Computer Vision?

Computer Vision?

How exactly do computers make sense of visual inputs?

Giving Computers Sight

Computer vision is a field of Artificial Intelligence concerned with giving computers the ability to derive meaningful information from visual inputs such as images and videos.

Essentially, computers are given the ability to 'see'. But there is a big difference between the way humans and computers perceive visual inputs.

Images Are Numerical

Lets consider an image, when we humans see images, we perceive it's colors and the shape of objects in said image. On the other hand when a computer 'sees' an image, it simply sees pixels, more specifically a matrix of pixels where each pixel is a distinct number with the value of each number (pixel) determining its brightness.

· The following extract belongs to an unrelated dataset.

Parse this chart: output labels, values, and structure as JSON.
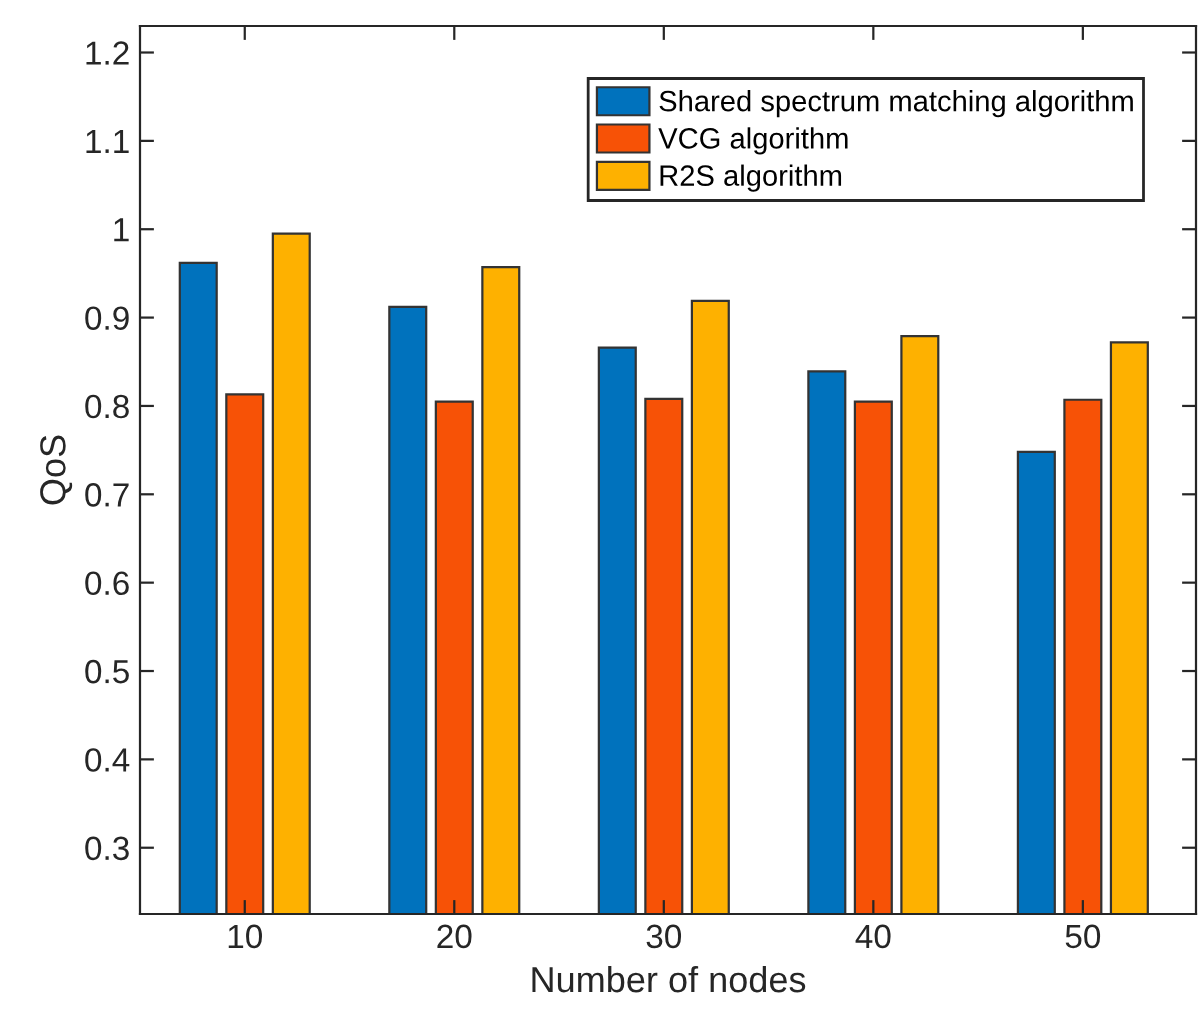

Take this numpy array below for instance, it's values increase from 0 to 24 with a corresponding increase in pixel brightness.

prog_pixels.png progressive_px.png

When numbers are put together in a meaningful way, then a corresponding meaningful image is formed. Case in point is the array below where a letter 'T' is formed by elements with a value of 1 outling the shape of a 'T'.

letter_t-1.png
letter_t.png

A computer doesn't know this is a letter T, all it sees are a bunch of zeros and ones and it renders them accordingly. We humans on the other hand know what that image is because we have precived it's shape.

Biological Learning and Machine Learning

The human ability to recognise images is down to past experience, for instance a two year old would not know what a letter T looks like until after seeing it a couple of times and being told exactly what it is. Same can be done to computers via machine learning, if we take different images of a T and tell it exactly what it is, it'll be able to learn patterns from these images and gain the ability to recognise it in future. That's essentially what Computer Vision is all about.